1
votes

I am experimenting with Apple's GameplayKit, SpriteKit and Swift. I am trying to wrap my head around pathfinding through tiles which are passable from only one side.

The diagram below shows two problems:

enter image description here

On the left is a simple solution, I understand how to move from the green position to the red position as all I need to do is remove the wall nodes (the black outlined squares) from the graph and compute the path.

The right hand side of the diagram is puzzling me. Say I want to have tiles which have a wall along their left hand side (as illustrated in the diagram) but I still want to be able to navigate to a tile with a wall. How do I go about telling the graph that those tiles with walls on the left-hand side of the tile are only passable if approached from the top, bottom or right side and not the left?
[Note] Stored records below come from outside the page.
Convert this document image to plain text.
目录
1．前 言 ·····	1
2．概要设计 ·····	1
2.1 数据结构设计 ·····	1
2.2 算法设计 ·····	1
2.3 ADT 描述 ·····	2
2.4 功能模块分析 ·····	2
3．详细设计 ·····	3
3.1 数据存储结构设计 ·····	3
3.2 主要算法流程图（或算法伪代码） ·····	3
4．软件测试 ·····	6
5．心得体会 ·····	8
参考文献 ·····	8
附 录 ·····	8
In response to Alessandro's comment I will explain about the structure of the code. I'm using the new TileMapNode introduced to SpriteKit in iOS 10 to represent the tile map. Each tile is a SKTileDefinition. Custom properties can be set on SKTileDefinition (for instance I could set an Int to represent if there is a wall on the top, bottom, left or right of the tile). The actual representation of the map is less important than how you path find with GameplayKit. As far as I can see, GameplayKit only allows you to remove nodes from the graph that are impassable but what I want to do I mark some nodes as passable but only from a particular direction.

This strikes me as a common problem (as lots of games don't have to sacrifice an entire tile to represent an internal wall) but I don't have the faintest idea how to go about it.

1
What is the tile? Is it a SKSpriteNode? What dimension do you want it have? Are you using a 3d part library for TileMap? How can you move your character? What is wall? After your question I have more question than you, so please post some code, some details, this question seems a TV quiz.Alessandro Ornano

1 Answers

1
votes

You have a couple options:

1) Decrease your grid size. The presence of thin walls suggests your grid size could be smaller (on the order of the smallest obstacles)

2) Use a different graph type and abandon the grid altogether. GKObstacleGraph or GKMeshGraph are well suited to a game world that has a number of arbitrary polygonal obstacles.